Web lookup using Google Spreadsheets
I’d written earlier about Web lookup in Excel. I showed an example how you could create a movie wishlist that showed the links to the torrents from Mininova.
You can do that even easier on Google Spreadsheets. It has 4 functions that let you import external data:
- =importData(“URL of CSV or TSV file”).
Imports a comma-separated or tab-separated file. - =importFeed(URL).vLets you import any Atom or RSS feed.
- =importHtml(URL, “list” | “table”, index).
Imports a table or list from any web page. - =importXML(“URL”,”query”).
Imports anything from any web page using XPath.
Firstly, you can see straight off why it’s easy to view RSS feeds in Google Spreadsheets. Just use the importFeed
function straight away. So, for example, if I wanted to track all 8GB iPods on Google Base, I can import its feed in Google Spreadsheets.
This automatically creates a list of the latest 8GB iPods.
Incidentally, the “Price” column doesn’t appear automatically. It’s a part of the description. But it’s quite easy to get the price using the standard Excel functions. Let’s say the description is in cell C1. =MID(C1, FIND("Price", C1), 20)
gets you the 20 characters starting from “Price”. Then you can sort and play around as usual.
The other powerful thing about Google Spreadsheets is the CONTINUE function. The importFeed
function creates a multi-dimensional array. You can extract any cell from the array (for example, row 3, column 2 from cell C1) using CONTINUE(C1, 3, 2)
. So you can just pick up the title and description, or only alternate rows, or put all rows and columns in a single column — whatever.

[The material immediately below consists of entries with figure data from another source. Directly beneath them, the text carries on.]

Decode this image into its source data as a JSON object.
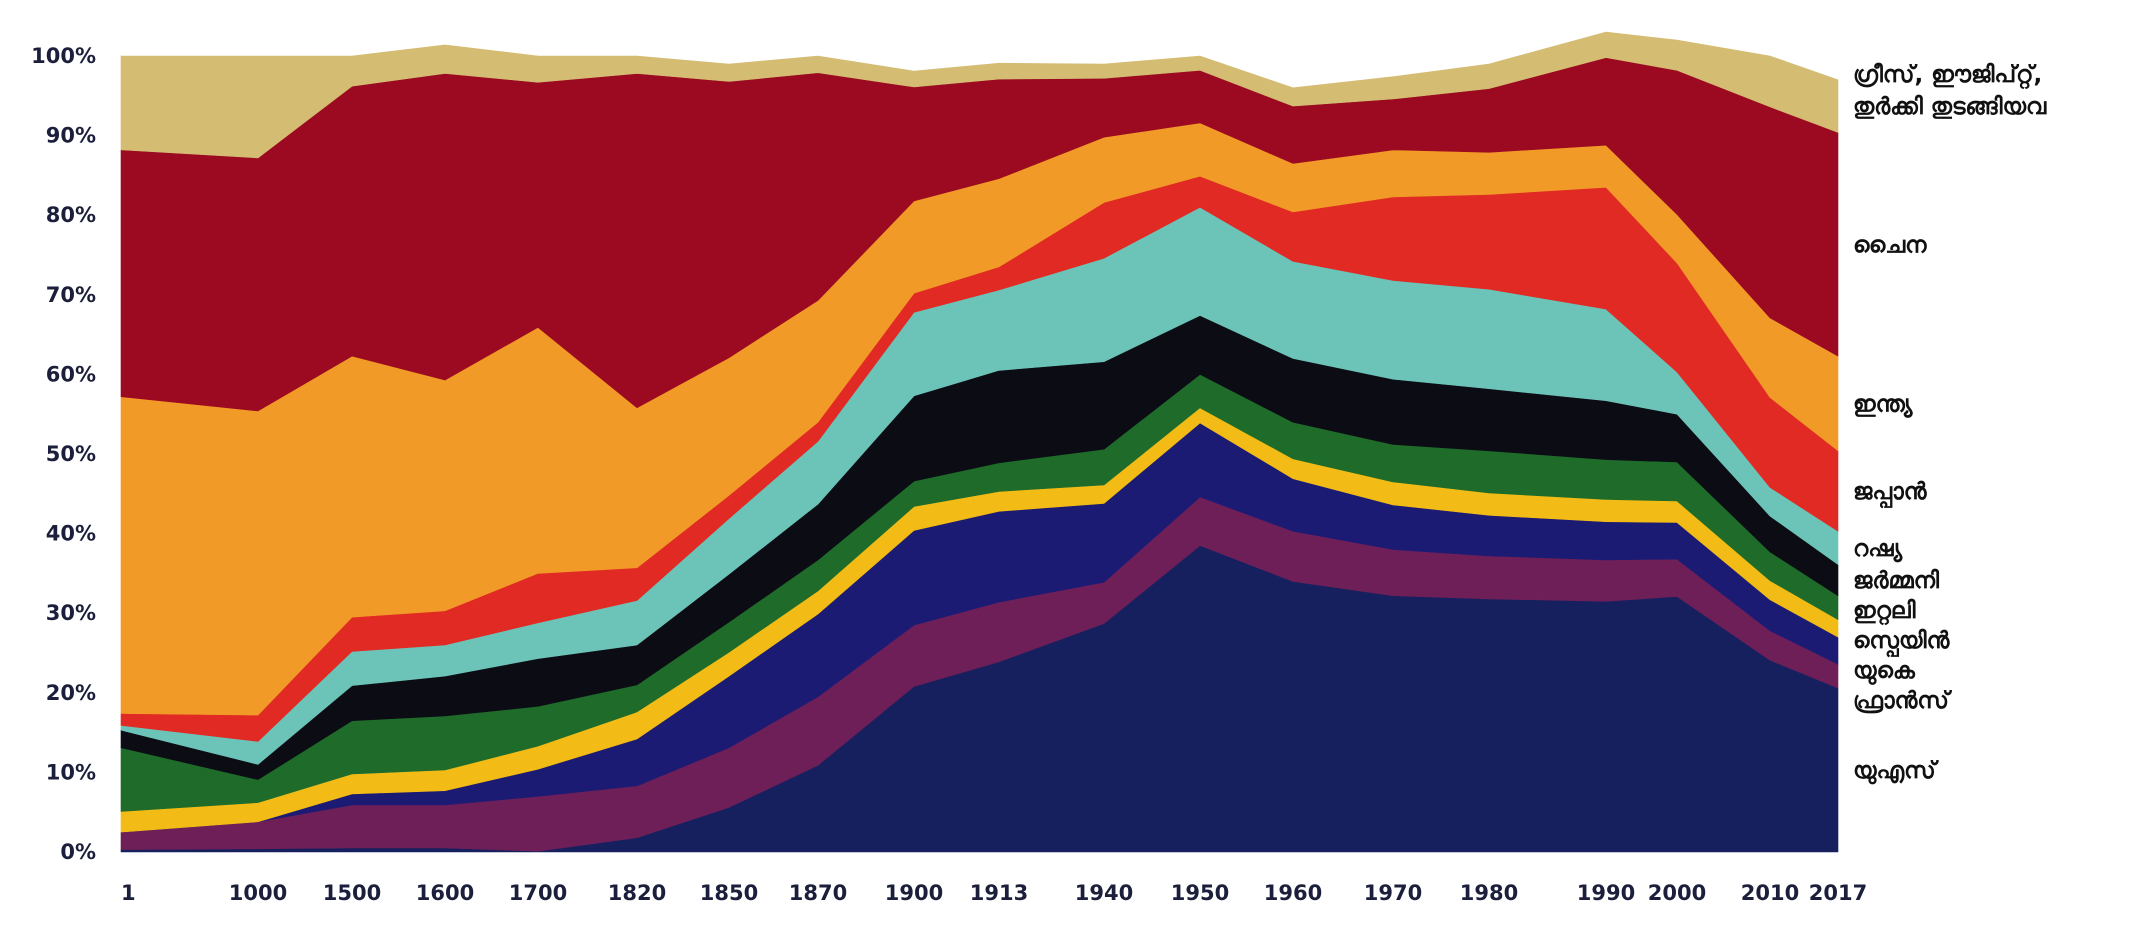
{
  "chart_data": {
    "type": "area",
    "stacked": true,
    "normalized_percent": true,
    "title": "",
    "xlabel": "",
    "ylabel": "",
    "ylim": [
      0,
      100
    ],
    "grid": false,
    "legend_placement": "right",
    "x": [
      "1",
      "1000",
      "1500",
      "1600",
      "1700",
      "1820",
      "1850",
      "1870",
      "1900",
      "1913",
      "1940",
      "1950",
      "1960",
      "1970",
      "1980",
      "1990",
      "2000",
      "2010",
      "2017"
    ],
    "y_ticks": [
      "0%",
      "10%",
      "20%",
      "30%",
      "40%",
      "50%",
      "60%",
      "70%",
      "80%",
      "90%",
      "100%"
    ],
    "series": [
      {
        "name": "യുഎസ്",
        "color": "#17205e",
        "values": [
          0.3,
          0.4,
          0.5,
          0.5,
          0.1,
          1.8,
          5.6,
          10.9,
          20.8,
          23.9,
          28.7,
          38.5,
          34.0,
          32.2,
          31.8,
          31.5,
          32.1,
          24.1,
          20.6
        ]
      },
      {
        "name": "ഫ്രാൻസ്",
        "color": "#6e1f58",
        "values": [
          2.2,
          3.4,
          5.4,
          5.4,
          6.9,
          6.5,
          7.5,
          8.6,
          7.7,
          7.5,
          5.2,
          6.1,
          6.3,
          5.8,
          5.4,
          5.2,
          4.7,
          3.7,
          3.0
        ]
      },
      {
        "name": "യുകെ",
        "color": "#1c1b74",
        "values": [
          0.0,
          0.0,
          1.4,
          1.8,
          3.4,
          5.9,
          9.0,
          10.4,
          11.9,
          11.4,
          9.9,
          9.3,
          6.6,
          5.6,
          5.1,
          4.8,
          4.6,
          3.9,
          3.4
        ]
      },
      {
        "name": "സ്പെയിൻ",
        "color": "#f2bb16",
        "values": [
          2.6,
          2.4,
          2.5,
          2.6,
          2.9,
          3.4,
          3.0,
          2.9,
          3.0,
          2.5,
          2.3,
          1.9,
          2.5,
          2.9,
          2.8,
          2.8,
          2.7,
          2.4,
          2.2
        ]
      },
      {
        "name": "ഇറ്റലി",
        "color": "#1e6b2a",
        "values": [
          8.0,
          2.9,
          6.7,
          6.8,
          5.0,
          3.4,
          3.8,
          3.9,
          3.2,
          3.6,
          4.5,
          4.2,
          4.6,
          4.7,
          5.3,
          5.0,
          4.9,
          3.6,
          3.0
        ]
      },
      {
        "name": "ജർമ്മനി",
        "color": "#0c0c14",
        "values": [
          2.2,
          1.9,
          4.4,
          5.0,
          6.0,
          5.0,
          6.0,
          7.0,
          10.7,
          11.6,
          11.0,
          7.4,
          8.0,
          8.2,
          7.8,
          7.4,
          6.0,
          4.5,
          3.9
        ]
      },
      {
        "name": "റഷ്യ",
        "color": "#6cc3b8",
        "values": [
          0.6,
          2.9,
          4.3,
          3.9,
          4.5,
          5.6,
          7.0,
          7.9,
          10.5,
          10.1,
          13.0,
          13.6,
          12.2,
          12.4,
          12.5,
          11.5,
          5.3,
          3.6,
          4.2
        ]
      },
      {
        "name": "ജപ്പാൻ",
        "color": "#e12a23",
        "values": [
          1.5,
          3.3,
          4.3,
          4.3,
          6.2,
          4.1,
          2.9,
          2.4,
          2.4,
          2.9,
          7.0,
          3.9,
          6.2,
          10.5,
          11.9,
          15.3,
          13.7,
          11.3,
          10.1
        ]
      },
      {
        "name": "ഇന്ത്യ",
        "color": "#f19a28",
        "values": [
          39.8,
          38.2,
          32.8,
          29.0,
          30.9,
          20.1,
          17.3,
          15.3,
          11.6,
          11.1,
          8.2,
          6.7,
          6.1,
          5.9,
          5.3,
          5.3,
          6.1,
          10.0,
          11.9
        ]
      },
      {
        "name": "ചൈന",
        "color": "#9b0a20",
        "values": [
          31.0,
          31.8,
          33.9,
          38.5,
          30.8,
          42.0,
          34.7,
          28.6,
          14.3,
          12.5,
          7.4,
          6.6,
          7.2,
          6.4,
          8.0,
          11.0,
          18.1,
          26.5,
          28.1
        ]
      },
      {
        "name": "ഗ്രീസ്, ഈജിപ്റ്റ്, തുർക്കി തുടങ്ങിയവ",
        "color": "#d4bc73",
        "values": [
          11.8,
          12.8,
          3.8,
          3.6,
          3.3,
          2.2,
          2.2,
          2.1,
          2.0,
          2.0,
          1.8,
          1.8,
          2.3,
          2.8,
          3.1,
          3.2,
          3.8,
          6.4,
          6.6
        ]
      }
    ],
    "legend_labels": [
      {
        "series": 10,
        "lines": [
          "ഗ്രീസ്, ഈജിപ്റ്റ്,",
          "തുർക്കി തുടങ്ങിയവ"
        ]
      },
      {
        "series": 9,
        "lines": [
          "ചൈന"
        ]
      },
      {
        "series": 8,
        "lines": [
          "ഇന്ത്യ"
        ]
      },
      {
        "series": 7,
        "lines": [
          "ജപ്പാൻ"
        ]
      },
      {
        "series": 6,
        "lines": [
          "റഷ്യ"
        ]
      },
      {
        "series": 5,
        "lines": [
          "ജർമ്മനി"
        ]
      },
      {
        "series": 4,
        "lines": [
          "ഇറ്റലി"
        ]
      },
      {
        "series": 3,
        "lines": [
          "സ്പെയിൻ"
        ]
      },
      {
        "series": 2,
        "lines": [
          "യുകെ"
        ]
      },
      {
        "series": 1,
        "lines": [
          "ഫ്രാൻസ്"
        ]
      },
      {
        "series": 0,
        "lines": [
          "യുഎസ്"
        ]
      }
    ]
  }
}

The most versatile of the import functions is the importXML
function. It lets you import any URL (including an RSS feed), filtering only the XPath you need. As I mentioned earlier, you can scrape any site using XPath.
For example, =importXML("http://www.imdb.com/chart/top", "//table//table//table//a")
imports the top 250 movies from the IMDb Top 250. the second parameter says, get all links (a) inside a table inside a table inside a table. This populates a list with the entire Top 250.
Now, against each of these, we could get a feed of Mininova’s torrents. Mininova’s RSS URL is http://www.mininova.org/rss/search_string
. So, in cell B1, I can get a torrent for the cell A1 (The Godfather) using the importFeed
function. (Note: you need to replace spaces with a + symbol. These functions don’t like invalid URLs.).
Just copy this formula down to get a torrent against each of the IMDb Top 250 movies!
Check out the sheet I’ve created. (You need a Google account to see the sheet. If you don’t want have one, you can view the sheet.)
Now, that’s still not the best of it. You can extract this file as an RSS feed! Google lets you publish your sheets as HTML, PDF, Text, XLS, etc. and RSS and Atom are included as well. Here’s the RSS feed for my sheet above.
Think about it. We now have an application that sucks in data from a web page, does a web-based vlookup on another service, and returns the results as an RSS feed!
There are only two catches to this. The first is that Google has restricted us to 50 import functions per sheet. So you can’t really have the IMDb Top 250 populated here — only the top 49. The second is that the spreadsheet updates only when you open it again. So it’s not really a dynamically updating feed. You need to open the spreadsheet to refresh it.
But if you really wanted these things, there’s always Yahoo! Pipes.